Gruppe 1 pfeift sich um garnix und die brachenüblichen gläsernen Salz- und Pfefferstreuer stehen wie ehedem am Tisch, grad dass nicht auch das Maggi Fläschchen, das ebenso wie der Fondorstreuer im Aussterben begriffen ist, sich zu einem flotten Wirtshaus dreier dazugesellt.

Gruppe 2 hat zwar den Hypertonie – Beschleuniger nicht aufgedeckt, rückt ihn aber auf Anfrage rasch heraus. Ob vorab desinfiziert muss offen bleiben, sollte aber allem Augenschein nach bezweifelt werden.

Nur Gruppe 3 deckt kleine Salzbriefchen auf. Vorbildlich eigentlich, nur so selten wie Stoffservietten im Vorstadtwirtshaus.

Aus medizinischer Sicht die gesundheitsbewußteste Gruppe an Wirtsleuten wollen wir in die Gruppe 4 tun. Da mit und ohne Corona Nachsalzen eh Gift ist, hat man die kleinen weißen Kristalle aus unseren Bergen gleich völlig weggelassen.

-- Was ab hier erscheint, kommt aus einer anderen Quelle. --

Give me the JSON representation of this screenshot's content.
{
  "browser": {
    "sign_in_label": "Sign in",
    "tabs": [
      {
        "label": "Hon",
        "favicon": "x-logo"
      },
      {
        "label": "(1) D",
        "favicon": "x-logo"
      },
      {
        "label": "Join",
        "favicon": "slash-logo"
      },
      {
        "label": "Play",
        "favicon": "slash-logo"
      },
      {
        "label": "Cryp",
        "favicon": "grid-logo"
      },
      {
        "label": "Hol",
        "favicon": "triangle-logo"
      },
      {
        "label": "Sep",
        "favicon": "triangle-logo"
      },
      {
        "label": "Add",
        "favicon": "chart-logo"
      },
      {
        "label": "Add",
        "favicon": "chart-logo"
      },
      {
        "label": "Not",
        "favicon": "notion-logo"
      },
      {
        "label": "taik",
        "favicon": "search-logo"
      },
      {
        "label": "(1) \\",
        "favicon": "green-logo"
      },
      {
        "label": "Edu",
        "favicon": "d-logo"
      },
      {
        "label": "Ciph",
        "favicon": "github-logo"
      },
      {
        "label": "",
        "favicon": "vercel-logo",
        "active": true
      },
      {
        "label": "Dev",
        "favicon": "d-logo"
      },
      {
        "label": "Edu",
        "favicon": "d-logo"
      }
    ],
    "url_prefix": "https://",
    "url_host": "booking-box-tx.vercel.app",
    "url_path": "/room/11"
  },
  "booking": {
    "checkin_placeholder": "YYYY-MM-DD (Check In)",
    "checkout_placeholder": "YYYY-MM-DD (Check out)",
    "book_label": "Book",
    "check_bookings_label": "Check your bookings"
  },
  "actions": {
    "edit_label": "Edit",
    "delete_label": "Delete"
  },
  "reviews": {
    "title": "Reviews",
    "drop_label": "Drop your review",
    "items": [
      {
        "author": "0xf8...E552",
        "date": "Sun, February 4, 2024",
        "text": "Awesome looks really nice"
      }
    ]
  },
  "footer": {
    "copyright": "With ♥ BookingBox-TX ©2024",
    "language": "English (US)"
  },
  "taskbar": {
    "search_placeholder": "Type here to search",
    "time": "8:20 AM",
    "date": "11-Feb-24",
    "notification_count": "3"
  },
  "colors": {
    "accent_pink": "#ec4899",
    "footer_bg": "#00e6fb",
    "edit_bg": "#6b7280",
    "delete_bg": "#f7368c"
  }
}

Was im Hauben Lokal verständlich ist, kein Koch müht sich den Gault Millau hinauf, um seine Kreation dann von einem wild gewordenen Gourmand in eine Salzlake verwandeln zu lassen, aber hat der Koch schon jedem Liebesleben abgeschworen und es fehlt so manchem Süppchen etwas NaCl, dann sehnt man sich nach diesem Condiment, aber nein.

Jetzt ist Corona und da gibt’s kein Salz in Gruppe 4.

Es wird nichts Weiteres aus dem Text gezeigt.